Di samping itu, Asiyah adalah seorang wanita yang mandul, Asiyah adalah putri dari Muzahim bin Abid bin Rayyan bin Al-Walid. Melihat peti yang berisi bayi Nabi Musa ‘alaihis salam, Asiyah lalu mengambilnya dan memeluknya dan bertekad untuk menjaganya dari pembunuhan dan penyembelihan, lalu ia membawanya ke suaminya dan berkata dengan penuh rasa kasihan:

قُرَّتُ عَيْنٍ لِي وَلَكَ لَا تَقْتُلُوهُ عَسَىٰ أَنْ يَنْفَعَنَا أَوْ نَتَّخِذَهُ وَلَدًا وَهُمْ لَا يَشْعُرُونَ

“(Ia) adalah penyejuk mata hati bagiku dan bagimu. Janganlah kamu membunuhnya, mudah-mudahan ia bermanfaat kepada kita atau kita ambil ia menjadi anak.” (QS. Al-Qashash [28] : 9)

Yang diucapkan Asiyah sungguh benar, karena keberadaan Nabi Musa ‘alaihis salam memberikan manfaat baginya, di dunia ia memperoleh hidayah dengannya dan di akhirat ia masuk surga dengan sebabnya.

Ketika Fir’aun melihat istrinya begitu kuat menjaga anak bayi ini, maka Fir’aun menyetujui permintaannya dan tidak menyuruh dibunuh dan diangkatlah ia sebagai anak.

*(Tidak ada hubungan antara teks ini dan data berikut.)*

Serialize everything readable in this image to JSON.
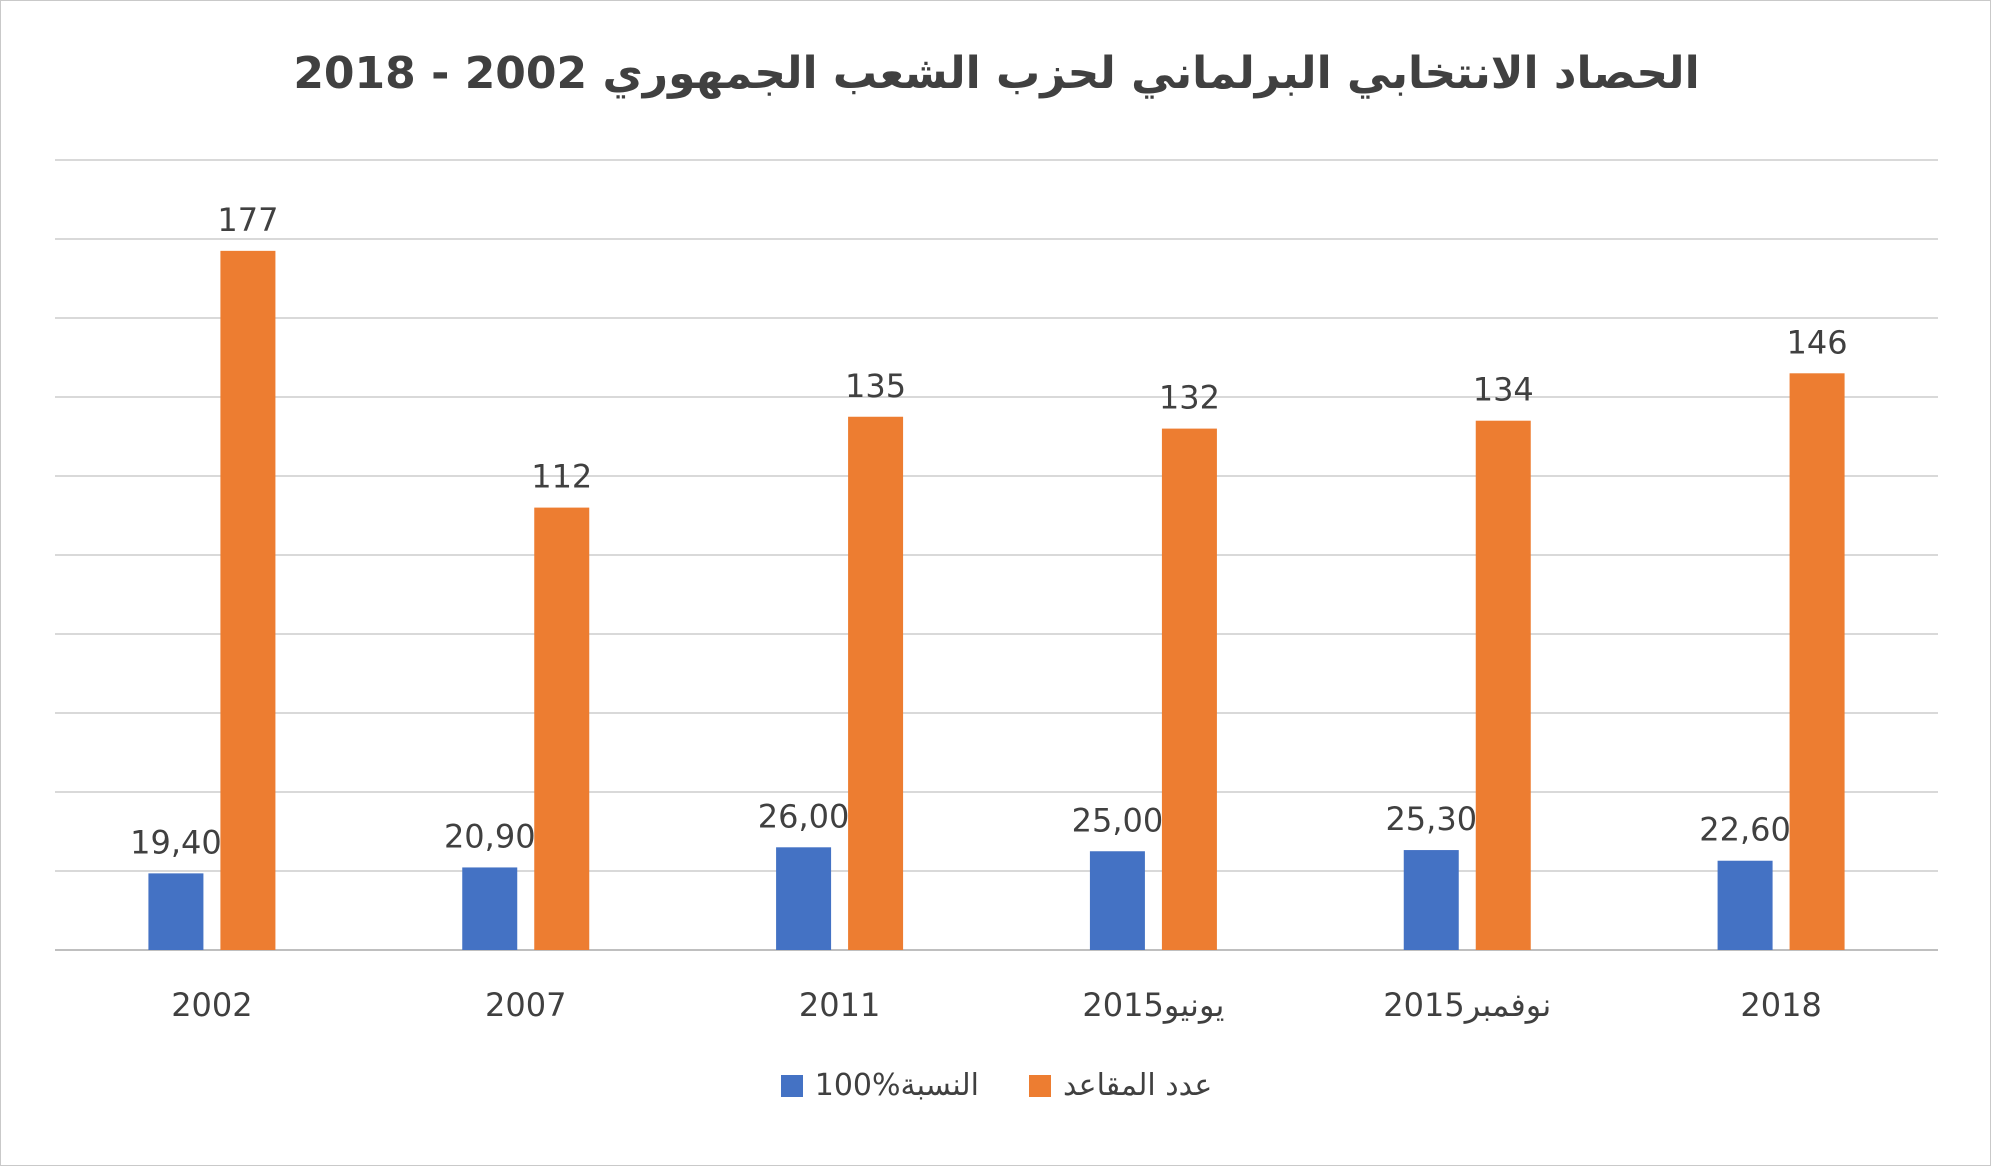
{
  "chart_data": {
    "type": "bar",
    "title": "الحصاد الانتخابي البرلماني لحزب الشعب الجمهوري 2002 - 2018",
    "categories": [
      "2002",
      "2007",
      "2011",
      "يونيو2015",
      "نوفمبر2015",
      "2018"
    ],
    "series": [
      {
        "name": "النسبة%100",
        "color": "#4472C4",
        "values": [
          19.4,
          20.9,
          26.0,
          25.0,
          25.3,
          22.6
        ],
        "labels": [
          "19,40",
          "20,90",
          "26,00",
          "25,00",
          "25,30",
          "22,60"
        ]
      },
      {
        "name": "عدد المقاعد",
        "color": "#ED7D31",
        "values": [
          177,
          112,
          135,
          132,
          134,
          146
        ],
        "labels": [
          "177",
          "112",
          "135",
          "132",
          "134",
          "146"
        ]
      }
    ],
    "ylim": [
      0,
      200
    ],
    "grid": true,
    "legend": "bottom-center",
    "y_tick_labels_shown": false
  }
}
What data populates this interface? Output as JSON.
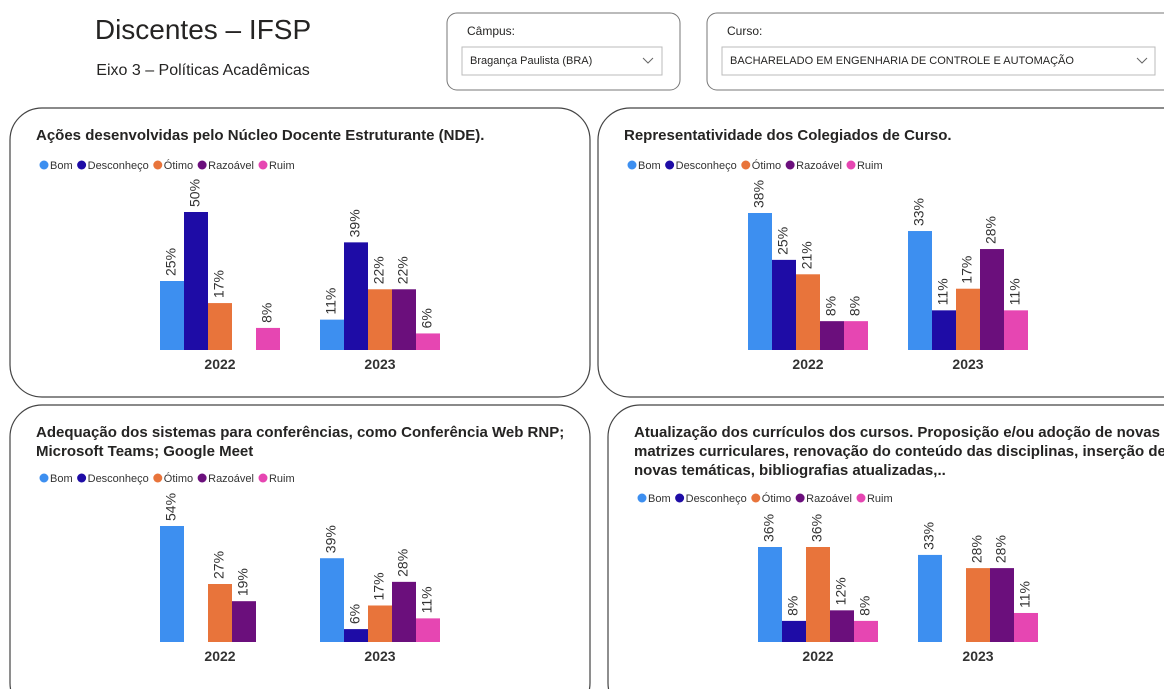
{
  "header": {
    "title": "Discentes – IFSP",
    "subtitle": "Eixo 3 – Políticas Acadêmicas"
  },
  "filters": [
    {
      "label": "Câmpus:",
      "value": "Bragança Paulista (BRA)"
    },
    {
      "label": "Curso:",
      "value": "BACHARELADO EM ENGENHARIA DE CONTROLE E AUTOMAÇÃO"
    }
  ],
  "chart_data": [
    {
      "type": "bar",
      "title": "Ações desenvolvidas pelo Núcleo Docente Estruturante (NDE).",
      "categories": [
        "2022",
        "2023"
      ],
      "series": [
        {
          "name": "Bom",
          "color": "#3d8ff0",
          "values": [
            25,
            11
          ],
          "value_labels": [
            "25%",
            "11%"
          ]
        },
        {
          "name": "Desconheço",
          "color": "#1e0ca6",
          "values": [
            50,
            39
          ],
          "value_labels": [
            "50%",
            "39%"
          ]
        },
        {
          "name": "Ótimo",
          "color": "#e8743b",
          "values": [
            17,
            22
          ],
          "value_labels": [
            "17%",
            "22%"
          ]
        },
        {
          "name": "Razoável",
          "color": "#6b0f7c",
          "values": [
            null,
            22
          ],
          "value_labels": [
            null,
            "22%"
          ]
        },
        {
          "name": "Ruim",
          "color": "#e646b2",
          "values": [
            8,
            6
          ],
          "value_labels": [
            "8%",
            "6%"
          ]
        }
      ]
    },
    {
      "type": "bar",
      "title": "Representatividade dos Colegiados de Curso.",
      "categories": [
        "2022",
        "2023"
      ],
      "series": [
        {
          "name": "Bom",
          "color": "#3d8ff0",
          "values": [
            38,
            33
          ],
          "value_labels": [
            "38%",
            "33%"
          ]
        },
        {
          "name": "Desconheço",
          "color": "#1e0ca6",
          "values": [
            25,
            11
          ],
          "value_labels": [
            "25%",
            "11%"
          ]
        },
        {
          "name": "Ótimo",
          "color": "#e8743b",
          "values": [
            21,
            17
          ],
          "value_labels": [
            "21%",
            "17%"
          ]
        },
        {
          "name": "Razoável",
          "color": "#6b0f7c",
          "values": [
            8,
            28
          ],
          "value_labels": [
            "8%",
            "28%"
          ]
        },
        {
          "name": "Ruim",
          "color": "#e646b2",
          "values": [
            8,
            11
          ],
          "value_labels": [
            "8%",
            "11%"
          ]
        }
      ]
    },
    {
      "type": "bar",
      "title": "Adequação dos sistemas para conferências, como Conferência Web RNP; Microsoft Teams; Google Meet",
      "categories": [
        "2022",
        "2023"
      ],
      "series": [
        {
          "name": "Bom",
          "color": "#3d8ff0",
          "values": [
            54,
            39
          ],
          "value_labels": [
            "54%",
            "39%"
          ]
        },
        {
          "name": "Desconheço",
          "color": "#1e0ca6",
          "values": [
            null,
            6
          ],
          "value_labels": [
            null,
            "6%"
          ]
        },
        {
          "name": "Ótimo",
          "color": "#e8743b",
          "values": [
            27,
            17
          ],
          "value_labels": [
            "27%",
            "17%"
          ]
        },
        {
          "name": "Razoável",
          "color": "#6b0f7c",
          "values": [
            19,
            28
          ],
          "value_labels": [
            "19%",
            "28%"
          ]
        },
        {
          "name": "Ruim",
          "color": "#e646b2",
          "values": [
            null,
            11
          ],
          "value_labels": [
            null,
            "11%"
          ]
        }
      ]
    },
    {
      "type": "bar",
      "title": "Atualização dos currículos dos cursos. Proposição e/ou adoção de novas matrizes curriculares, renovação do conteúdo das disciplinas, inserção de novas temáticas, bibliografias atualizadas,..",
      "categories": [
        "2022",
        "2023"
      ],
      "series": [
        {
          "name": "Bom",
          "color": "#3d8ff0",
          "values": [
            36,
            33
          ],
          "value_labels": [
            "36%",
            "33%"
          ]
        },
        {
          "name": "Desconheço",
          "color": "#1e0ca6",
          "values": [
            8,
            null
          ],
          "value_labels": [
            "8%",
            null
          ]
        },
        {
          "name": "Ótimo",
          "color": "#e8743b",
          "values": [
            36,
            28
          ],
          "value_labels": [
            "36%",
            "28%"
          ]
        },
        {
          "name": "Razoável",
          "color": "#6b0f7c",
          "values": [
            12,
            28
          ],
          "value_labels": [
            "12%",
            "28%"
          ]
        },
        {
          "name": "Ruim",
          "color": "#e646b2",
          "values": [
            8,
            11
          ],
          "value_labels": [
            "8%",
            "11%"
          ]
        }
      ]
    }
  ]
}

Setelah berlalu beberapa saat, sedang Asiyah menggendong bayi Nabi Musa ‘alaihis salam dengan penuh kegembiraan, namun ibu Nabi Musa ‘alaihis salam menangis dengan sedihnya, hatinya kosong terhadap urusan dunia selain urusan Nabi Musa‘ alaihis salam, maka Asiyah merasakan perlunya anak ini disusukan, ia pun segera menghadirkan ibu susu untuk menyusukannya dan mengurusnya, sehingga datanglah sejumlah ibu susu ke istana untuk menyusukannya, tetapi bayi Nabi Musa ‘alaihis salam menolak semuanya. Hal ini membuat penghuni istana sibuk memikirkannya dan berita ini tersebar di kalangan manusia, sehingga saudari Nabi Musa ‘alaihis salam mengetahui hal itu, ia pun pergi ke istana dan menemui Asiyah istri Fir’aun dan memberitahukan, bahwa ia mengetahui ibu susu yang cocok untuk anak ini, maka Asiyah bergembira sekali dan meminta kepadanya agar ibu susu itu dibawa segera ke hadapannya.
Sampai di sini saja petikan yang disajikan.